There is a much more ambitious goal which is within reach of VAKT’s technology right now: calculating in real-time the carbon footprint of hydrocarbon trading, company by company and all over the world at once, using blockchain and machine learning. This is a complex problem, which requires to know which traders bought FOB or CIF (whilst respecting the confidentiality of their commercial operations) and allocate the carbon cost of shipping accordingly. VAKT can do this thanks to our confirmation facility, which is aware of the Incoterms of transactions.
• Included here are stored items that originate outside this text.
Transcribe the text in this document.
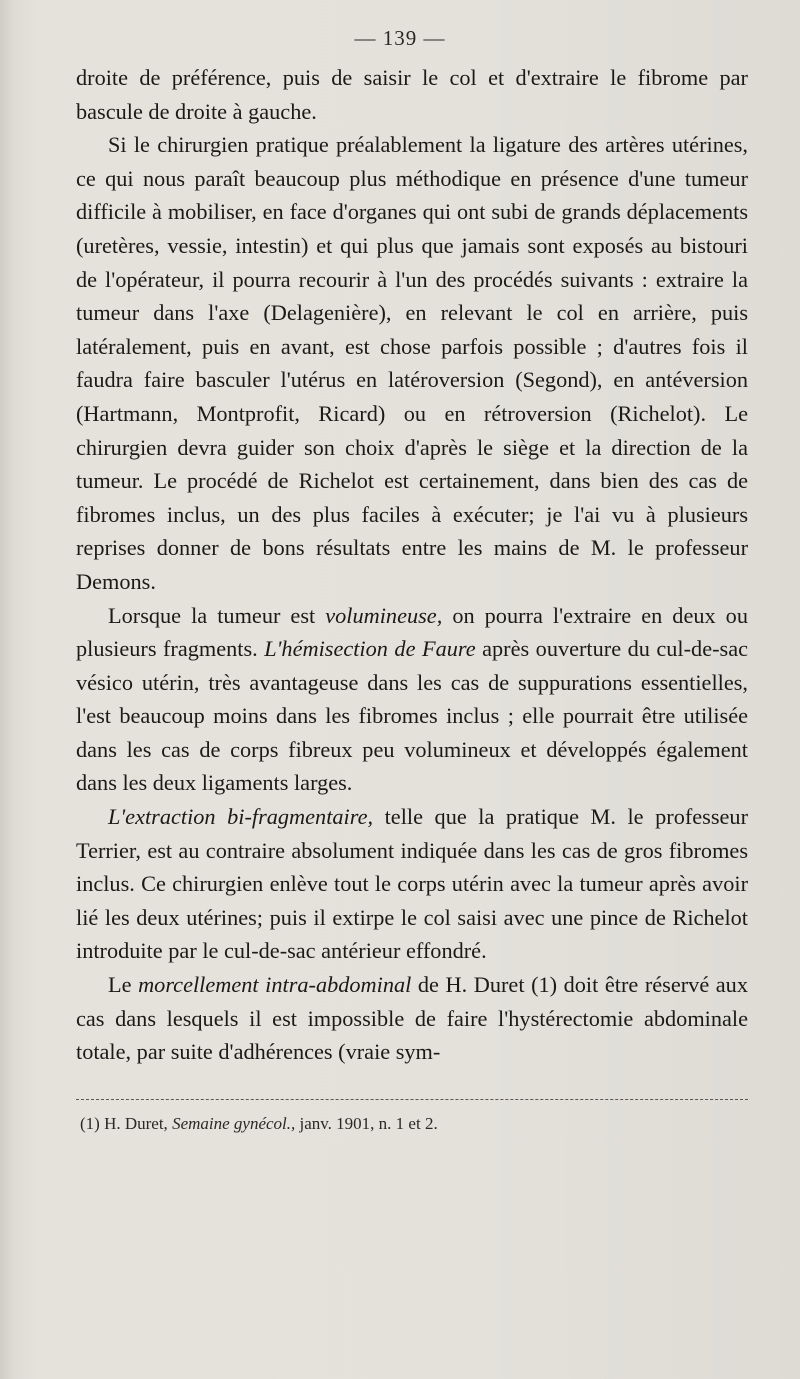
— 139 —

droite de préférence, puis de saisir le col et d'extraire le fibrome par bascule de droite à gauche.

Si le chirurgien pratique préalablement la ligature des artères utérines, ce qui nous paraît beaucoup plus méthodique en présence d'une tumeur difficile à mobiliser, en face d'organes qui ont subi de grands déplacements (uretères, vessie, intestin) et qui plus que jamais sont exposés au bistouri de l'opérateur, il pourra recourir à l'un des procédés suivants : extraire la tumeur dans l'axe (Delagenière), en relevant le col en arrière, puis latéralement, puis en avant, est chose parfois possible ; d'autres fois il faudra faire basculer l'utérus en latéroversion (Segond), en antéversion (Hartmann, Montprofit, Ricard) ou en rétroversion (Richelot). Le chirurgien devra guider son choix d'après le siège et la direction de la tumeur. Le procédé de Richelot est certainement, dans bien des cas de fibromes inclus, un des plus faciles à exécuter; je l'ai vu à plusieurs reprises donner de bons résultats entre les mains de M. le professeur Demons.

Lorsque la tumeur est volumineuse, on pourra l'extraire en deux ou plusieurs fragments. L'hémisection de Faure après ouverture du cul-de-sac vésico utérin, très avantageuse dans les cas de suppurations essentielles, l'est beaucoup moins dans les fibromes inclus ; elle pourrait être utilisée dans les cas de corps fibreux peu volumineux et développés également dans les deux ligaments larges.

L'extraction bi-fragmentaire, telle que la pratique M. le professeur Terrier, est au contraire absolument indiquée dans les cas de gros fibromes inclus. Ce chirurgien enlève tout le corps utérin avec la tumeur après avoir lié les deux utérines; puis il extirpe le col saisi avec une pince de Richelot introduite par le cul-de-sac antérieur effondré.

Le morcellement intra-abdominal de H. Duret (1) doit être réservé aux cas dans lesquels il est impossible de faire l'hystérectomie abdominale totale, par suite d'adhérences (vraie sym-

(1) H. Duret, Semaine gynécol., janv. 1901, n. 1 et 2.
This also requires to know which exact bunker fuel quality is being consumed by the tanker affecting the voyage: this is now also possible by tracking ships carefully with AIS signals and having shipowners volunteer their fuel slate to the VAKT platform. Reaching this ambitious goal would help our clients — the largest oil traders in the world — report and lower their emissions footprint. This is worthy of our time as a company: the oil industry is very /unlikely/ to disappear in the next 20 years and the technology that VAKT is deploying can help it renew its social mandate to operate.